Predicting Car Mileage Using Machine Learning
This article explores if car year of manufacture and weight are good predictors of mileage of an automobile.
Purpose of ML Model
Predict the car mileage per gallon based on features like weight and year of manufacture. KNN (K-Nearest Neighbor) regression model is being used.
About the Dataset
Auto dataset available in R, ISLR package was used for this analysis. 392 observations of cars with 9 attributes as follows
mpg : miles per gallon
cylinders : number of cylinders between 4 to 8
displacement : in cubic inches
horsepower : engine horsepower
weight : in pounds
acceleration : time to accelerate 0 to 60 miles in seconds
year : model year
origin: origin of car as American (1), European (2) or Japanese (3)
name : vehicle name
- Divide dataset into train and test sets, 65% and 35% approximately.

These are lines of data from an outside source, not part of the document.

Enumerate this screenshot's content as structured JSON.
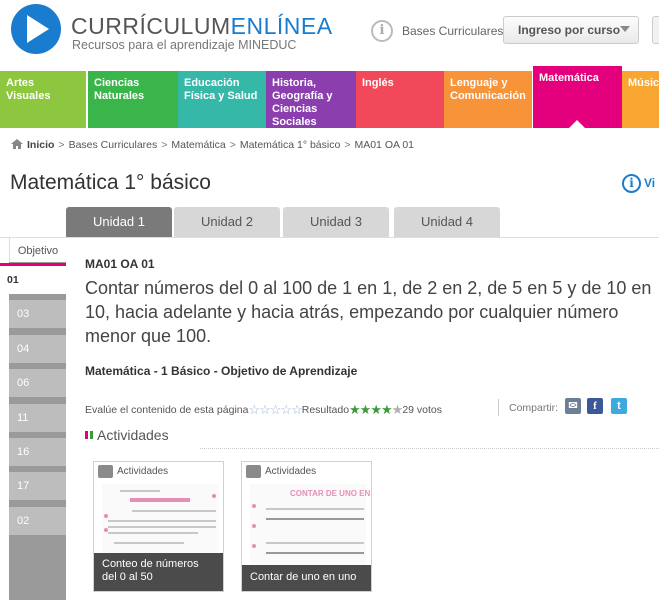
{
  "header": {
    "logo_title_a": "CURRÍCULUM",
    "logo_title_b": "ENLÍNEA",
    "logo_subtitle": "Recursos para el aprendizaje MINEDUC",
    "bases_link": "Bases Curriculares",
    "ingreso_button": "Ingreso por curso"
  },
  "subjects": [
    {
      "label": "Artes Visuales",
      "color": "#8dc63f"
    },
    {
      "label": "Ciencias Naturales",
      "color": "#3ab54a"
    },
    {
      "label": "Educación Física y Salud",
      "color": "#36b8a9"
    },
    {
      "label": "Historia, Geografía y Ciencias Sociales",
      "color": "#8b3fae"
    },
    {
      "label": "Inglés",
      "color": "#f2495a"
    },
    {
      "label": "Lenguaje y Comunicación",
      "color": "#f7943a"
    },
    {
      "label": "Matemática",
      "color": "#e4007c"
    },
    {
      "label": "Música",
      "color": "#f9a532"
    }
  ],
  "breadcrumb": {
    "home": "Inicio",
    "items": [
      "Bases Curriculares",
      "Matemática",
      "Matemática 1° básico",
      "MA01 OA 01"
    ]
  },
  "page_title": "Matemática 1° básico",
  "ver_label": "Vi",
  "unit_tabs": [
    "Unidad 1",
    "Unidad 2",
    "Unidad 3",
    "Unidad 4"
  ],
  "sidebar": {
    "objetivo_label": "Objetivo",
    "active_item": "01",
    "items": [
      "03",
      "04",
      "06",
      "11",
      "16",
      "17",
      "02"
    ]
  },
  "objective": {
    "code": "MA01 OA 01",
    "text": "Contar números del 0 al 100 de 1 en 1, de 2 en 2, de 5 en 5 y de 10 en 10, hacia adelante y hacia atrás, empezando por cualquier número menor que 100.",
    "meta": "Matemática - 1 Básico - Objetivo de Aprendizaje"
  },
  "rating": {
    "evaluate_label": "Evalúe el contenido de esta página",
    "result_label": "Resultado",
    "result_stars": 3.5,
    "votes": "29 votos"
  },
  "share": {
    "label": "Compartir:"
  },
  "actividades": {
    "header": "Actividades",
    "cards": [
      {
        "tag": "Actividades",
        "caption": "Conteo de números del 0 al 50",
        "doc_title": ""
      },
      {
        "tag": "Actividades",
        "caption": "Contar de uno en uno",
        "doc_title": "CONTAR DE UNO EN U"
      }
    ]
  },
  "colors": {
    "brand_blue": "#1a7ccf",
    "active_magenta": "#e4007c",
    "rating_green": "#3a9b3a"
  }
}
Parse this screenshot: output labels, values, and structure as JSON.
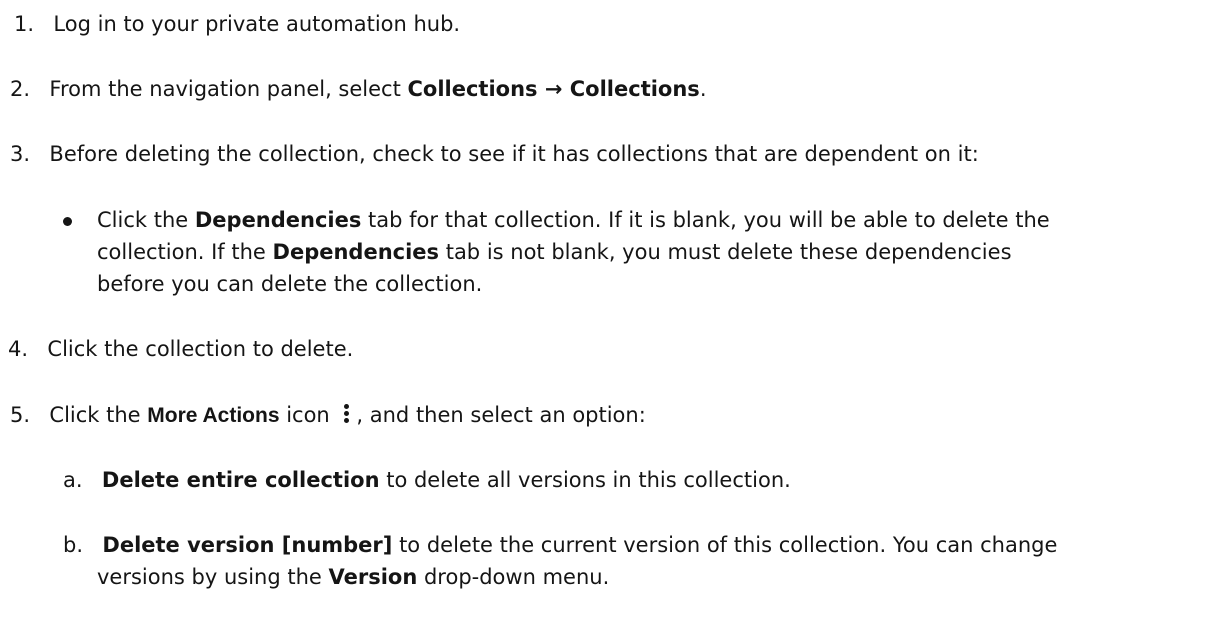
{
  "steps": [
    {
      "number": "1.",
      "text": "Log in to your private automation hub."
    },
    {
      "number": "2.",
      "text_before": "From the navigation panel, select ",
      "bold_1": "Collections",
      "arrow": " → ",
      "bold_2": "Collections",
      "text_after": "."
    },
    {
      "number": "3.",
      "text": "Before deleting the collection, check to see if it has collections that are dependent on it:",
      "bullet": {
        "line1_before": "Click the ",
        "line1_bold": "Dependencies",
        "line1_after": " tab for that collection. If it is blank, you will be able to delete the",
        "line2_before": "collection. If the ",
        "line2_bold": "Dependencies",
        "line2_after": " tab is not blank, you must delete these dependencies",
        "line3": "before you can delete the collection."
      }
    },
    {
      "number": "4.",
      "text": "Click the collection to delete."
    },
    {
      "number": "5.",
      "text_before": "Click the ",
      "bold": "More Actions",
      "text_mid": " icon ",
      "icon": "kebab-icon",
      "text_after": ", and then select an option:",
      "substeps": [
        {
          "letter": "a.",
          "bold": "Delete entire collection",
          "text": " to delete all versions in this collection."
        },
        {
          "letter": "b.",
          "bold": "Delete version [number]",
          "text": " to delete the current version of this collection. You can change",
          "line2_before": "versions by using the ",
          "line2_bold": "Version",
          "line2_after": " drop-down menu."
        }
      ]
    }
  ]
}
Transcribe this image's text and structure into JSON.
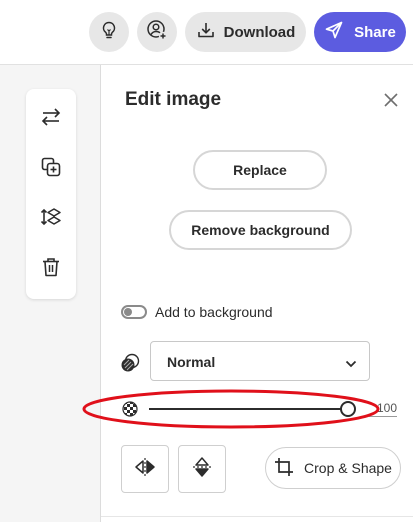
{
  "header": {
    "download_label": "Download",
    "share_label": "Share",
    "icons": {
      "bulb": "lightbulb-icon",
      "user": "add-user-icon",
      "download": "download-icon",
      "share": "send-icon"
    },
    "accent_color": "#5c5ce0"
  },
  "toolbar": {
    "items": [
      {
        "icon": "swap-icon"
      },
      {
        "icon": "duplicate-icon"
      },
      {
        "icon": "layer-arrange-icon"
      },
      {
        "icon": "trash-icon"
      }
    ]
  },
  "edit_panel": {
    "title": "Edit image",
    "replace_label": "Replace",
    "remove_background_label": "Remove background",
    "add_to_background_label": "Add to background",
    "add_to_background_on": false,
    "blend_mode": "Normal",
    "opacity_value": "100",
    "opacity_level": 1.0,
    "crop_shape_label": "Crop & Shape",
    "icons": {
      "close": "close-icon",
      "blend": "blend-mode-icon",
      "opacity": "opacity-checker-icon",
      "flip_horizontal": "flip-horizontal-icon",
      "flip_vertical": "flip-vertical-icon",
      "crop": "crop-icon",
      "chevron": "chevron-down-icon"
    },
    "annotation_color": "#e0101a"
  }
}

- Scale weight and year columns of the test set, as standard deviations are different.
- Standardize the test set columns based on the original mean and standard deviation of the training set.
- Ran KNN regression with k-value of 1. This resulted in a MSE of 15.25
- Applied 10-fold cross validation, KNN regression for 50 k-values and computed mean squared error.
A k-value of 17 was chosen since it has the lowest MSE of 9.05. Larger k-value would mean low variance model.